The work also suggests that some tumors may be more “prepared” for this transition than others. Cells with more permissive chromatin — a more open and flexible regulatory landscape — appear better able to shift into the drug-tolerant state. That raises the possibility of an “epigenetic gauge of plasticity”: a way to read out, before or early during treatment, which tumors are most likely to adapt.
Why This Changes How We Think About Treatment Resistance
The classic view of targeted therapy is straightforward: hit the oncogene, shrink the tumor, and then worry later about the resistant clone that eventually emerges.
This work argues that the story starts much earlier. The first therapeutic blow already reorganizes the system. It suppresses the driver, but it also creates oxidative and signaling stresses that help launch a survival program. Resistance, in that sense, is not just the endpoint of mutation and selection. It begins as a dynamic state transition
That insight opens a different therapeutic possibility. Rather than focusing only on the endpoint — fully resistant tumors — the study highlights a critical window at the very start of treatment, when cancer cells first begin to adapt.
Combining targeted therapies with drugs that block the stress response or the epigenetic changes that enable this transition — preventing oncogene inhibition from becoming the very trigger of the escape state it is meant to suppress.
“If we can prevent cells from entering this escape state in the first place, we may be able to make therapies last longer,” Dr. Hui-Yu Chuang said, a co-first author of this study.
Seeing Cancer As a Dynamic System
More broadly, the study reflects a shift in how researchers think about cancer.
Instead of viewing tumors as static collections of mutations, this work treats them as dynamic systems — capable of reorganizing themselves in response to stress.
By combining experimental biology with computational modeling, the ISB team was able to capture these dynamics in detail.

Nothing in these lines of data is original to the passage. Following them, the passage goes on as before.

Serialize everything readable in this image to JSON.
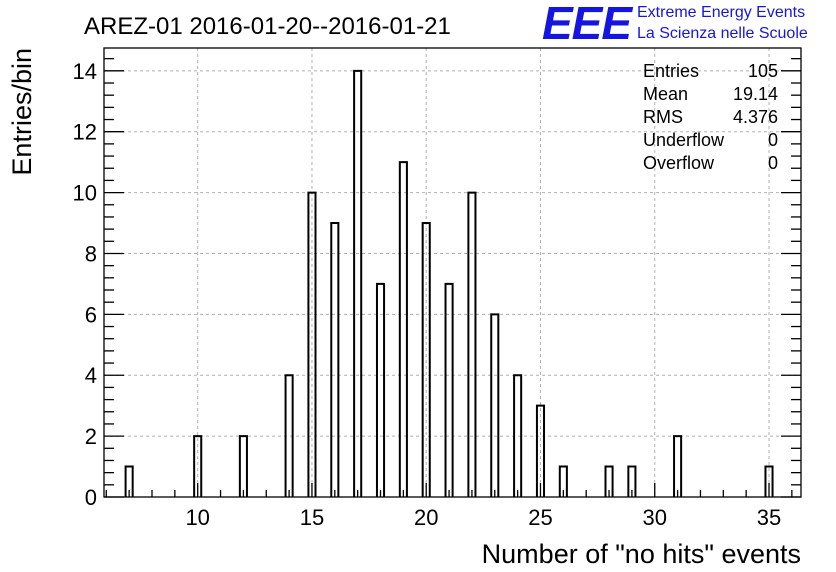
{
  "chart_data": {
    "type": "histogram",
    "title": "AREZ-01 2016-01-20--2016-01-21",
    "xlabel": "Number of \"no hits\" events",
    "ylabel": "Entries/bin",
    "xlim": [
      5.9,
      36.4
    ],
    "ylim": [
      0,
      14.75
    ],
    "xticks": [
      10,
      15,
      20,
      25,
      30,
      35
    ],
    "yticks": [
      0,
      2,
      4,
      6,
      8,
      10,
      12,
      14
    ],
    "bin_width": 0.31,
    "grid": true,
    "bins": [
      {
        "x": 7,
        "count": 1
      },
      {
        "x": 10,
        "count": 2
      },
      {
        "x": 12,
        "count": 2
      },
      {
        "x": 14,
        "count": 4
      },
      {
        "x": 15,
        "count": 10
      },
      {
        "x": 16,
        "count": 9
      },
      {
        "x": 17,
        "count": 14
      },
      {
        "x": 18,
        "count": 7
      },
      {
        "x": 19,
        "count": 11
      },
      {
        "x": 20,
        "count": 9
      },
      {
        "x": 21,
        "count": 7
      },
      {
        "x": 22,
        "count": 10
      },
      {
        "x": 23,
        "count": 6
      },
      {
        "x": 24,
        "count": 4
      },
      {
        "x": 25,
        "count": 3
      },
      {
        "x": 26,
        "count": 1
      },
      {
        "x": 28,
        "count": 1
      },
      {
        "x": 29,
        "count": 1
      },
      {
        "x": 31,
        "count": 2
      },
      {
        "x": 35,
        "count": 1
      }
    ],
    "stats": [
      {
        "label": "Entries",
        "value": "105"
      },
      {
        "label": "Mean",
        "value": "19.14"
      },
      {
        "label": "RMS",
        "value": "4.376"
      },
      {
        "label": "Underflow",
        "value": "0"
      },
      {
        "label": "Overflow",
        "value": "0"
      }
    ]
  },
  "logo": {
    "letters": "EEE",
    "line1": "Extreme Energy Events",
    "line2": "La Scienza nelle Scuole",
    "color": "#1515e0"
  }
}
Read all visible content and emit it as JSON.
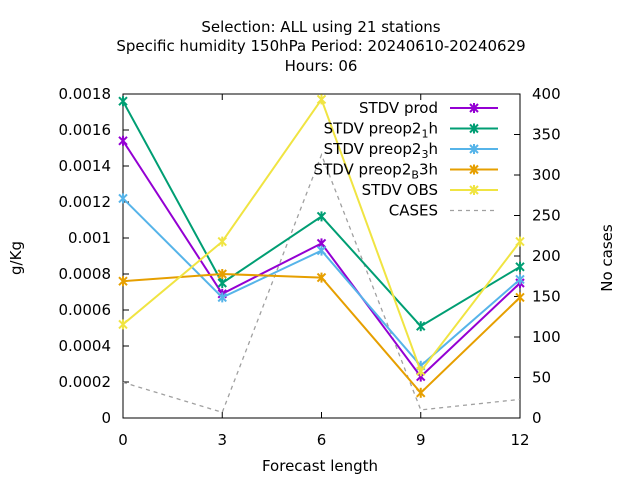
{
  "chart_data": {
    "type": "line",
    "title_lines": [
      "Selection: ALL using    21 stations",
      "Specific humidity 150hPa   Period: 20240610-20240629",
      "Hours:  06"
    ],
    "xlabel": "Forecast length",
    "ylabel": "g/Kg",
    "y2label": "No cases",
    "x": [
      0,
      3,
      6,
      9,
      12
    ],
    "xlim": [
      0,
      12
    ],
    "ylim": [
      0,
      0.0018
    ],
    "y2lim": [
      0,
      400
    ],
    "x_ticks": [
      "0",
      "3",
      "6",
      "9",
      "12"
    ],
    "y_ticks": [
      "0",
      "0.0002",
      "0.0004",
      "0.0006",
      "0.0008",
      "0.001",
      "0.0012",
      "0.0014",
      "0.0016",
      "0.0018"
    ],
    "y2_ticks": [
      "0",
      "50",
      "100",
      "150",
      "200",
      "250",
      "300",
      "350",
      "400"
    ],
    "legend_position": "top-right",
    "series": [
      {
        "name": "STDV prod",
        "name_main": "STDV prod",
        "name_sub": "",
        "name_tail": "",
        "color": "#9400d3",
        "axis": "y1",
        "dashed": false,
        "marker": true,
        "values": [
          0.00154,
          0.00069,
          0.00097,
          0.00023,
          0.00075
        ]
      },
      {
        "name": "STDV preop2_1h",
        "name_main": "STDV preop2",
        "name_sub": "1",
        "name_tail": "h",
        "color": "#009e73",
        "axis": "y1",
        "dashed": false,
        "marker": true,
        "values": [
          0.00176,
          0.00075,
          0.00112,
          0.00051,
          0.00084
        ]
      },
      {
        "name": "STDV preop2_3h",
        "name_main": "STDV preop2",
        "name_sub": "3",
        "name_tail": "h",
        "color": "#56b4e9",
        "axis": "y1",
        "dashed": false,
        "marker": true,
        "values": [
          0.00122,
          0.00067,
          0.00093,
          0.00029,
          0.00077
        ]
      },
      {
        "name": "STDV preop2_B3h",
        "name_main": "STDV preop2",
        "name_sub": "B",
        "name_tail": "3h",
        "color": "#e69f00",
        "axis": "y1",
        "dashed": false,
        "marker": true,
        "values": [
          0.00076,
          0.0008,
          0.00078,
          0.00014,
          0.00067
        ]
      },
      {
        "name": "STDV OBS",
        "name_main": "STDV OBS",
        "name_sub": "",
        "name_tail": "",
        "color": "#f0e442",
        "axis": "y1",
        "dashed": false,
        "marker": true,
        "values": [
          0.00052,
          0.00098,
          0.00177,
          0.00026,
          0.00098
        ]
      },
      {
        "name": "CASES",
        "name_main": "CASES",
        "name_sub": "",
        "name_tail": "",
        "color": "#a0a0a0",
        "axis": "y2",
        "dashed": true,
        "marker": false,
        "values": [
          44,
          7,
          325,
          10,
          23
        ]
      }
    ]
  }
}
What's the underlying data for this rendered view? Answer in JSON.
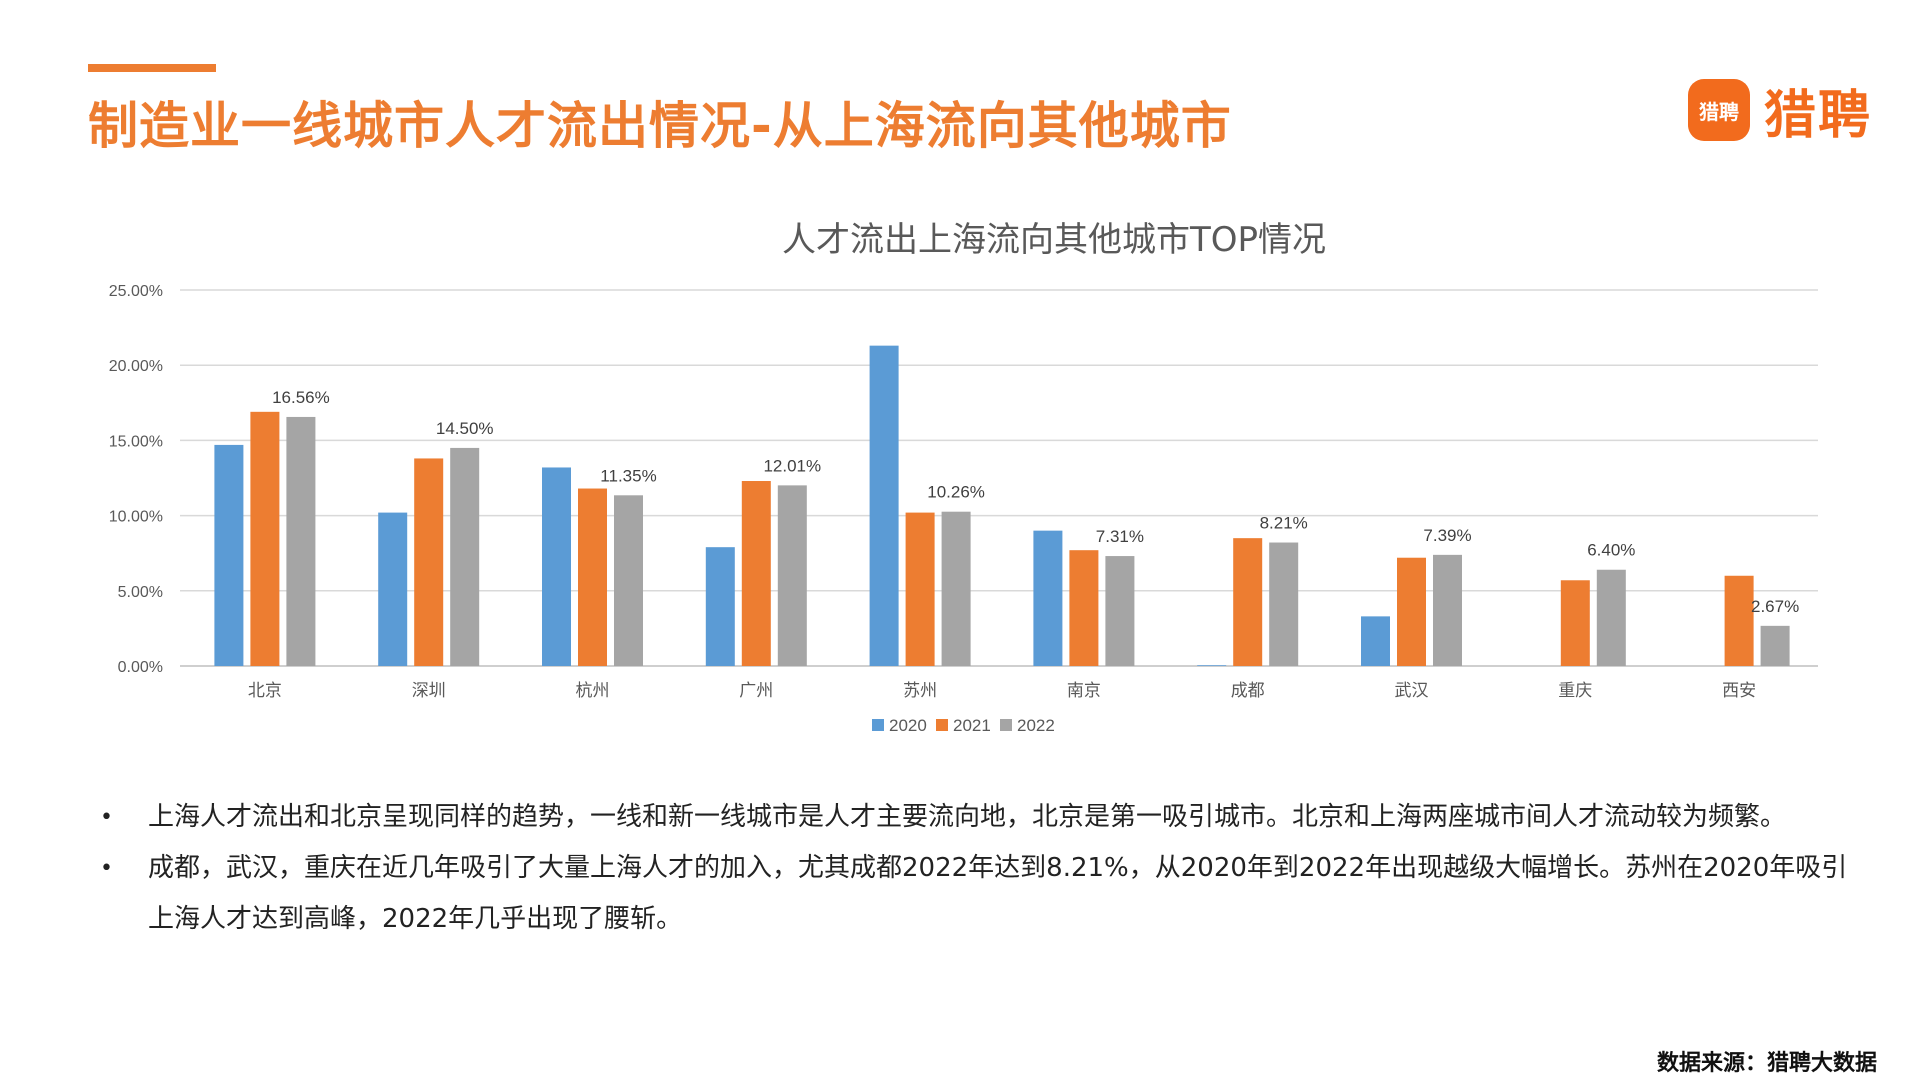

“It is not just a story about melanoma. It is a story about how therapy itself can reshape the disease it is trying to destroy, how a pathway with deep roots in modern biology can resurface in a new role, and how cancer cells can remember the treatments that nearly killed them.” Wei said.
This project was supported by grants from the National Cancer Institute (NCI), the Andy Hill CARE Fund, and other funding agencies.
The study, “Sequential transcriptional waves and NF-κB-driven chromatin remodeling direct drug-induced dedifferentiation in cancer,” was published in Nature Communications.